The fascination we have with the great Charlie Sheen collapse is so strange. His meltdown is nobody’s fault but his own – and maybe some fault on the parts of the goddess girls. But his constant feeding of awkward one-liners and erratic rambling to the public is absolutley astonishing.
A packed house at the Hobby Center cheered and applauded the performers in the Cirque du Soleil the last time I saw it. That show was amazing, but this one is, well, it’s a circus freak show that is far more than a spectacle. It’s a train wreck. But we sit back and admire the uniqueness of the latest episode of the Charlie Sheen Show as the whole thing goes up in flames before us. He’s the bearded lady, and we can’t stop staring.

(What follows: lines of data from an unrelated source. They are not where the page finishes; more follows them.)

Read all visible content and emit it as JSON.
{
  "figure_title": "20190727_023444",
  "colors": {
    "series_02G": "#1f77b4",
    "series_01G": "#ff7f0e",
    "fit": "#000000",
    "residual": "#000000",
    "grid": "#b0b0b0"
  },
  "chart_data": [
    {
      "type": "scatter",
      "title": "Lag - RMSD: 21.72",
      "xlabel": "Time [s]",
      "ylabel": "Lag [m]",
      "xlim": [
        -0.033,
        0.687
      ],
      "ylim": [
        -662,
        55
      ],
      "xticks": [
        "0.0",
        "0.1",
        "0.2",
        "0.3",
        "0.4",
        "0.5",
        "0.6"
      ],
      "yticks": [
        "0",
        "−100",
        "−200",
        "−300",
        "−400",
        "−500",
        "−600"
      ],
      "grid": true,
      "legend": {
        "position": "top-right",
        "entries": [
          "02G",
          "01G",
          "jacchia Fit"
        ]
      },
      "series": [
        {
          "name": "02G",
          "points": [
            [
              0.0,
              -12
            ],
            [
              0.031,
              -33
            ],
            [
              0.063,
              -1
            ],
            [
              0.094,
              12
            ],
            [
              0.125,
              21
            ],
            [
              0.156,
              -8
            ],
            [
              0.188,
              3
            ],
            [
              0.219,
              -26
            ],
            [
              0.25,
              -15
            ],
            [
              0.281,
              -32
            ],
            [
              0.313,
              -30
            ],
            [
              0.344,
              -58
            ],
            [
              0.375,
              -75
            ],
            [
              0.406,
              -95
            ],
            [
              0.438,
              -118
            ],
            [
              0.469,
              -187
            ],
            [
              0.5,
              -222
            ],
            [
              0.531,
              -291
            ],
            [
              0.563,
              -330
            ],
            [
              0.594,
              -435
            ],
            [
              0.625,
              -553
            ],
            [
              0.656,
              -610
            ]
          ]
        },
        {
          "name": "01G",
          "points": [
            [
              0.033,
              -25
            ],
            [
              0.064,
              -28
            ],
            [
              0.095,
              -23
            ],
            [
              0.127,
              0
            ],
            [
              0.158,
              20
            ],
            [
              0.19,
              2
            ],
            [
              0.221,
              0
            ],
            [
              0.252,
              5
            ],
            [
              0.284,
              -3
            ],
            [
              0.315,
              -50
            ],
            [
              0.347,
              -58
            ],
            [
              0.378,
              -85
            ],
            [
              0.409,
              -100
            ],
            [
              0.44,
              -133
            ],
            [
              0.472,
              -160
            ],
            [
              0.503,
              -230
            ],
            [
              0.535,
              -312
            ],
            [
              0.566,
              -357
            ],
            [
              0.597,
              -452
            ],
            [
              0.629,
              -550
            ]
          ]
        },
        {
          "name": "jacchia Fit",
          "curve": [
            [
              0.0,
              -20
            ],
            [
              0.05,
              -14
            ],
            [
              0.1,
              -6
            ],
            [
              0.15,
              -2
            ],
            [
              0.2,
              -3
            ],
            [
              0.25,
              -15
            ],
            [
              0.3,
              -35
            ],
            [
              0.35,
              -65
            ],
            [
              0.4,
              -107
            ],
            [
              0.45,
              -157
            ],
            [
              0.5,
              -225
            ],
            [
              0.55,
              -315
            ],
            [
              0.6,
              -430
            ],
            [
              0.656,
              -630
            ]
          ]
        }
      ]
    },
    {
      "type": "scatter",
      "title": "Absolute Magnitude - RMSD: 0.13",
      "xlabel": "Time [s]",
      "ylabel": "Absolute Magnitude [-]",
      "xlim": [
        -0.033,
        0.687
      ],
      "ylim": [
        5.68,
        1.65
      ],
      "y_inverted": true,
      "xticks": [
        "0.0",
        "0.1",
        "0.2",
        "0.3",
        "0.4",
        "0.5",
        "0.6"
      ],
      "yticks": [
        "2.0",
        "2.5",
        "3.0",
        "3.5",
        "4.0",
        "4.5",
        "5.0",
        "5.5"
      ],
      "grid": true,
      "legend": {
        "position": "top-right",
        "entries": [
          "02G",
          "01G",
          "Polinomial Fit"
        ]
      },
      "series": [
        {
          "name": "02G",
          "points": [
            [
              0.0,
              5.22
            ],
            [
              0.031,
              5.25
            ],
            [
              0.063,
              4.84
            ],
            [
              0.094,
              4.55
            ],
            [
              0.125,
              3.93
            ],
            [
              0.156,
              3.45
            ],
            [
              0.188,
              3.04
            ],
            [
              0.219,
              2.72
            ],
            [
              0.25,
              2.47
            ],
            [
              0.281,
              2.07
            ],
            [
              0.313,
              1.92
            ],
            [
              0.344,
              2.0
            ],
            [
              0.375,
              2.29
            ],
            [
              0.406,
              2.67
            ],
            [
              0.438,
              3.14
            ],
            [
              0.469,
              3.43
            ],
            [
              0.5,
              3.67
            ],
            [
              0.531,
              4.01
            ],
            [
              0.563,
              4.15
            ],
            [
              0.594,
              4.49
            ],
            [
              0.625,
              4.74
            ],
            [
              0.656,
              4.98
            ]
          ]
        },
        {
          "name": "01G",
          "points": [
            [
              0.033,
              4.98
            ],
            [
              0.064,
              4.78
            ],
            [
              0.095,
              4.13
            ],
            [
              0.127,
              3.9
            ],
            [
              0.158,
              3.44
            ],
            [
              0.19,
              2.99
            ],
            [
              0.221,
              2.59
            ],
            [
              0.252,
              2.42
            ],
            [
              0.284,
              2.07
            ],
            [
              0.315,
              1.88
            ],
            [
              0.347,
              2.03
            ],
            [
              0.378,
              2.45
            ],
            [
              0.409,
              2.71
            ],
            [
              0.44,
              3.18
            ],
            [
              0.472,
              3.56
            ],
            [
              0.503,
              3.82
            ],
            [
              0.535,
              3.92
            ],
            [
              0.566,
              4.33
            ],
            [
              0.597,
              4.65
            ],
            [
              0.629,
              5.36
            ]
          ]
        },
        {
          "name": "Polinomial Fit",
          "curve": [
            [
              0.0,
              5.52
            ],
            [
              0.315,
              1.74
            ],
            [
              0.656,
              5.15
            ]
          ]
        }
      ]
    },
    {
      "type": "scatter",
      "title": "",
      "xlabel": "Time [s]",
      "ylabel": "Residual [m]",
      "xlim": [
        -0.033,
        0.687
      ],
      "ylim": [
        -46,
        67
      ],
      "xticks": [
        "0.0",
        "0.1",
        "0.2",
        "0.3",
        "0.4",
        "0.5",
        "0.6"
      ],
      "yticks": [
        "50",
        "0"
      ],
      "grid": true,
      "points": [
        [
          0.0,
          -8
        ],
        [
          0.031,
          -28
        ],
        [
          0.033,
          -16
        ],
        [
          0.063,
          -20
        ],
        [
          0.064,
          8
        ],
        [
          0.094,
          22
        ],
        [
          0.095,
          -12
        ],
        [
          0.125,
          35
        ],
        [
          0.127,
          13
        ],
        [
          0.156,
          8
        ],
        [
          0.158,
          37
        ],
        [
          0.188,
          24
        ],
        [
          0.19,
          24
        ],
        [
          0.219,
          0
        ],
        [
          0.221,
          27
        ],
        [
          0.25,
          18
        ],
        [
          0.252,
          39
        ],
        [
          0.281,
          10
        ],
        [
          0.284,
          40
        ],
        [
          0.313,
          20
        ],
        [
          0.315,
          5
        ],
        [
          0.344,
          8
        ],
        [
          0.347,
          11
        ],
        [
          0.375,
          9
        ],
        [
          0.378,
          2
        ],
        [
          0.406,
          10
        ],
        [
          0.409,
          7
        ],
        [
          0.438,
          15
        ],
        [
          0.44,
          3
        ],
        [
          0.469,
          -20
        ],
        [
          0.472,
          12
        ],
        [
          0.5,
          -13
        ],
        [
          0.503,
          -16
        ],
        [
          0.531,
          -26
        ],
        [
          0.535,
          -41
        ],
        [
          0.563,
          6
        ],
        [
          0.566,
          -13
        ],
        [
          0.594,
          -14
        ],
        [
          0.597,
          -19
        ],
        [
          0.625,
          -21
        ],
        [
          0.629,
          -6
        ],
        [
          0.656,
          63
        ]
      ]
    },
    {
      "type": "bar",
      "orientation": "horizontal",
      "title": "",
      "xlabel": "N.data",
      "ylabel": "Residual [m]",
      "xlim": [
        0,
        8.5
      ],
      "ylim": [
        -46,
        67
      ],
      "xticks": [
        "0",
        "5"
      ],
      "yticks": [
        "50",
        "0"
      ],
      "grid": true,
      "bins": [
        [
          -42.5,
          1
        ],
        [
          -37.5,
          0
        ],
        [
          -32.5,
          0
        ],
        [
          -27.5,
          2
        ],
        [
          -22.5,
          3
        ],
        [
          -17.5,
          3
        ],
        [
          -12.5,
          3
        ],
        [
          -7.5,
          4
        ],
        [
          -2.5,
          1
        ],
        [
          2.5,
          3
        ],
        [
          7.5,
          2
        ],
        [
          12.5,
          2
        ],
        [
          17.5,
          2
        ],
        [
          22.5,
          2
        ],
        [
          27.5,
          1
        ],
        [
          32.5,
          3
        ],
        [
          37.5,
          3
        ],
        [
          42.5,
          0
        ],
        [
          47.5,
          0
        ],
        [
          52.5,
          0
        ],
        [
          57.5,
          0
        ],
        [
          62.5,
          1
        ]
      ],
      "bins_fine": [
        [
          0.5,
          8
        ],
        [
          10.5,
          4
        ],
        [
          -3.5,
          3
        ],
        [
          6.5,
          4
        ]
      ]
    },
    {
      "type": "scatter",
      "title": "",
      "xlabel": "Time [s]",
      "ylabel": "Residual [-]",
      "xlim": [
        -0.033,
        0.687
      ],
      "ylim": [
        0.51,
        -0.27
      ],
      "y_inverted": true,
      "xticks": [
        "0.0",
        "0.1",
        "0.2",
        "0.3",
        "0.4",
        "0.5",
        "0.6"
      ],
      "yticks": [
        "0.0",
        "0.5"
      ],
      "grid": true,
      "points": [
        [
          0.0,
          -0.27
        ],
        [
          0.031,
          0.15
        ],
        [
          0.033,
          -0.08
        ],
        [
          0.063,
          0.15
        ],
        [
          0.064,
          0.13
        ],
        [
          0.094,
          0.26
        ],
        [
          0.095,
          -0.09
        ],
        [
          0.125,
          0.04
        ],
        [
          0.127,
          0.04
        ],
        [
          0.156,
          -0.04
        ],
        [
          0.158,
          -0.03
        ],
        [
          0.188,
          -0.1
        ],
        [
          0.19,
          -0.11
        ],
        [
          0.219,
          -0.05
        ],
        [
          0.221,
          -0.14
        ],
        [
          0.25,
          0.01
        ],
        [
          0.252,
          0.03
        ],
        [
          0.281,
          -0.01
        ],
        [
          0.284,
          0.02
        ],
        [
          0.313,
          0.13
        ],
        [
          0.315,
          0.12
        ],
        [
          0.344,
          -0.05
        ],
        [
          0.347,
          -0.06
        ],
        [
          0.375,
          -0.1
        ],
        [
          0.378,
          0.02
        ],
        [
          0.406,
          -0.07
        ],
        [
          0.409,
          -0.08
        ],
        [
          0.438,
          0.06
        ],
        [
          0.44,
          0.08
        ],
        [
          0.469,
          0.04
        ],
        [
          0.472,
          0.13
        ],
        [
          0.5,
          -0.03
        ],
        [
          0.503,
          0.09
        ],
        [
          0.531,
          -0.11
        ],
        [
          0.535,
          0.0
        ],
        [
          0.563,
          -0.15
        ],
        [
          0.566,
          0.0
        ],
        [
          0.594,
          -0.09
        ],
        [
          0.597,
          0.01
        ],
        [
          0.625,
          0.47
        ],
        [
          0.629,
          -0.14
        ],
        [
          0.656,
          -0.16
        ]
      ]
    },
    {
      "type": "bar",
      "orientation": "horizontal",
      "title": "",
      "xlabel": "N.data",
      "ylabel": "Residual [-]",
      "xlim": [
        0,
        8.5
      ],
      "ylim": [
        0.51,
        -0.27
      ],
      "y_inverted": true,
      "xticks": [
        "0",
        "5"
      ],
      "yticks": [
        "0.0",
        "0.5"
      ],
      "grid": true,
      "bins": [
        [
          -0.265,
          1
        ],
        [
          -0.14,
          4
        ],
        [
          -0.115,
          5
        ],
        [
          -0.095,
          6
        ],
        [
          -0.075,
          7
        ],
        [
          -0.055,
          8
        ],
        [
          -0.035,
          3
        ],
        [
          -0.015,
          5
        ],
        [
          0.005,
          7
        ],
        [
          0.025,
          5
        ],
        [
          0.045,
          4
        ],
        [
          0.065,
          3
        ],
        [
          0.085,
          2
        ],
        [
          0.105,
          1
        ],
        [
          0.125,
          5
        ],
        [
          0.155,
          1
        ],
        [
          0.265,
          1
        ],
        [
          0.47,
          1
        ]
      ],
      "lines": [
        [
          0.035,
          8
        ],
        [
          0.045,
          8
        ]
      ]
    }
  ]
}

Some people want to stare from an even closer distance – as if we don’t already feel like Sheen is a part of our daily existence by now. On Monday, Sheen posted an open position on Internships.com and has recieved 74,040 applicants according to Associated Press stories. Really?
Being a bonafide nerd, my only internship was in robotics at N.A.S.A. I’m in journalism, so obviously I got off the science dork career path somewhere. But am I missing something here?
More than 70,000 people are vying to sit on the front row of what is a sure disaster. For an internship? On the tracks is the last place I’d want to be when that train wrecked, but perhaps there’s some great education to be received at the Charlie Sheen School of Public Speaking. I’ll pass on this one.